When it comes to saving and investing for later in life, the earlier the better. Here are some things I wish I knew when I first started earning a salary.

Disclaimer: I am not a financial advisor. I cannot provide financial advice to you, this is purely for educational purposes. When you invest, your capital is at risk.

Be more aggressive with your pension

The first thing I wish I did as soon as I got auto-enroled in a workplace pension is to move to a higher risk fund.

For most workplace pensions, the default fund is very moderate, but in your 20s you can handle the volatility of the stock market, so move to the most aggressive fund. This usually means more equities, fewer bonds.

If you’re auto-enrolled with NEST as most people are, their most aggressive option is the Sharia Fund, which is 100% equities. Have a look at its recent performance compared to all other NEST funds [1]:

Nest fund comparison

(past performance is not a reliable indicator of future results)

Investing is not scary

One of the reasons I put off investing in stocks and shares for a while was because I was scared to put money somewhere I didn’t fully understand. With a little bit of reading, and after realising your pension is actually invested, you’ll soon realise investing in the markets isn’t a scary thing. You already do it.

Luckily, you don’t have to be a hands-on investor to do well. You can start by investing in index funds, which track a wide variety of companies across the world. That way your risk is minimised because if a few companies in the fund out of hundreds goes bust, you won’t take a big hit.

To put this more eloquently, in the words of John C. Bogle, American investor and creator of the first index fund:

Don’t look for the needle in the haystack. Just buy the haystack!

Optimise your emergency fund

Cash loses buying power (hello inflation) over time, so if you keep all your money in your current account, you will lose money every year. But keep no cash at all, and you risk relying on borrowing and getting into debt in case of an unexpected expense.

So it’s a good idea to keep an emergency fund i.e. money you can use immediately without selling investments in case you have a financial emergency.

But how much cash should you keep? That’s a very personal question which will depend on your own appetite for risk and other life circumstances.

Some people recommend keeping 6 month’s plus worth of living expenses as cash in case of an emergency. Others recommend as little as one month. Experiment with different amounts and find what feels right for you.

Always ask yourself if you’re holding too much money in cash, and give your emergency fund a trim if needed.

Don’t save then invest, save AND invest

As you build your emergency fund, you don’t have to defer investing. You can do a bit of both, moving towards more investing and less saving as you approach your desired emergency fund value.

No matter how little you can put aside, consider setting up a Vanguard Stocks and Shares ISA and contributing monthly to it. You only get a tax-free allowance of £20,000 every year, so it’s better to contribute now than when you’re able to contribute the maximum amount, as you would have missed previous year’s allowances.
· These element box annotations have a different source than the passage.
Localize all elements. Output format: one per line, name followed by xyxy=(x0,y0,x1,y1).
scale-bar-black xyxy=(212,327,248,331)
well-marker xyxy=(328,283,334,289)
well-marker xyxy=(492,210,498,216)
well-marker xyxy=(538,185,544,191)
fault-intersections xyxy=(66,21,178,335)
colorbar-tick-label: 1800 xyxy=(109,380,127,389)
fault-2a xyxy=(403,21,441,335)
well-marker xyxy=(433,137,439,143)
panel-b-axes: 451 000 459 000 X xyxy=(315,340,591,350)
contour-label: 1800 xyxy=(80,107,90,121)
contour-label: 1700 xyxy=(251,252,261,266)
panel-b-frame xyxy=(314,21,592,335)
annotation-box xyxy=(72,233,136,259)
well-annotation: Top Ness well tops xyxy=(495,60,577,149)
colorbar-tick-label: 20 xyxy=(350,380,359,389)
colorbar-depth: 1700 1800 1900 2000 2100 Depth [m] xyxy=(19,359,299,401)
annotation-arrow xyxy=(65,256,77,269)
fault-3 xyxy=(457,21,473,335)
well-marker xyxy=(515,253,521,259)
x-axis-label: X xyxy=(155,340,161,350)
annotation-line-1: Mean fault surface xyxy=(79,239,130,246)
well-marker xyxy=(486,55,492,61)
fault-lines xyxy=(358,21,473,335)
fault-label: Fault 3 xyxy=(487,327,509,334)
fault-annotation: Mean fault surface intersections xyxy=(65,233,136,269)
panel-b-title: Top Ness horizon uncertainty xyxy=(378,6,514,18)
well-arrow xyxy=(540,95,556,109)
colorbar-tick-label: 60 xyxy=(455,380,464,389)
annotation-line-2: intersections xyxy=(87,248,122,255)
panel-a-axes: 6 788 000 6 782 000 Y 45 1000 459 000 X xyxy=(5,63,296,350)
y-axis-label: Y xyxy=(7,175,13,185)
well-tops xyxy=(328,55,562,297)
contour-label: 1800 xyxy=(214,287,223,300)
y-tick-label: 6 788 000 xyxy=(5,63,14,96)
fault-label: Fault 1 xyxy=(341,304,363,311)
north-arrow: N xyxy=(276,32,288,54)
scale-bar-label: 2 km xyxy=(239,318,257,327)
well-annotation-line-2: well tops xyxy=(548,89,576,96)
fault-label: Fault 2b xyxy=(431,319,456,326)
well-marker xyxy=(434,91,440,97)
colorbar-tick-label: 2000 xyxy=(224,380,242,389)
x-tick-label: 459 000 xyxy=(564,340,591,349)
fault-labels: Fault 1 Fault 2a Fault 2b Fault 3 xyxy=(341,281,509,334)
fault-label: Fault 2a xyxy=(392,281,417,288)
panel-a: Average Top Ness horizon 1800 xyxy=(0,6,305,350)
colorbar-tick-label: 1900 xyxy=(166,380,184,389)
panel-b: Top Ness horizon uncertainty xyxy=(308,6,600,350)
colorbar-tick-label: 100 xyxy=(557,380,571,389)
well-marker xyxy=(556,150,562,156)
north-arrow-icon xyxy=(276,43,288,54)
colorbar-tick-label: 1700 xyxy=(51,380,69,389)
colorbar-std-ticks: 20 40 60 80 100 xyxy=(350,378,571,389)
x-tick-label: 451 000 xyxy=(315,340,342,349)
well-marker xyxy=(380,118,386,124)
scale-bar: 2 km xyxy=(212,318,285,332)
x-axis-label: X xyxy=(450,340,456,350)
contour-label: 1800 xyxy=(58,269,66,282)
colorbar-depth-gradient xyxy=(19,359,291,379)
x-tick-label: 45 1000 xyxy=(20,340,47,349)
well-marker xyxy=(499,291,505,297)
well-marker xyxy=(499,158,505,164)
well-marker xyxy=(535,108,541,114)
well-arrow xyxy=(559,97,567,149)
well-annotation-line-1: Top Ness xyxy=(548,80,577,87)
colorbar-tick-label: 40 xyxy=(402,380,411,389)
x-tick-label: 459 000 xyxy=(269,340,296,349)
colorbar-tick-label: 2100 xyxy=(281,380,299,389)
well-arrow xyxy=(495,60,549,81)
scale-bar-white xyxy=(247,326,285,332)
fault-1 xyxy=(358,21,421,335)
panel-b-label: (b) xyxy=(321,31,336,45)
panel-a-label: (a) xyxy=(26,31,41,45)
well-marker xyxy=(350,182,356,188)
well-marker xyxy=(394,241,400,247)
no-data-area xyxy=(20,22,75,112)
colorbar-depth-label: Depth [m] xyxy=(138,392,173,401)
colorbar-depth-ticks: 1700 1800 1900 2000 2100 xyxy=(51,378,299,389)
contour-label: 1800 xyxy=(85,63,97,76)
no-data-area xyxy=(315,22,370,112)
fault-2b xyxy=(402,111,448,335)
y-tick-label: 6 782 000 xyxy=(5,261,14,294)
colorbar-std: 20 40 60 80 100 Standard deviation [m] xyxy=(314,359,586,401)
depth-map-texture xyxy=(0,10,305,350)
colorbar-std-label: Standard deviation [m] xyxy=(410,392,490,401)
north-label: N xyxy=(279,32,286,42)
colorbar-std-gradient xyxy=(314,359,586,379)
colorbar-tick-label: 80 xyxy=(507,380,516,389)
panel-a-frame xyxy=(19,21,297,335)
Say you can save £100 per month. Instead of keeping all of it in your current or savings account, you can save, say, £75 and invest £25. The closer you get to your ideal balance in cash, the more you can shift this split towards investments, untill eventually 100% of extra money goes into the stock market.

Ditch savings accounts

Savings accounts currently pay sub-inflation interest rates. It’s a sad reality. It’s not worth locking up your money for any period of time to get the interest rates currently out there. Instead, keep your emergency fund in your current account, and invest the rest.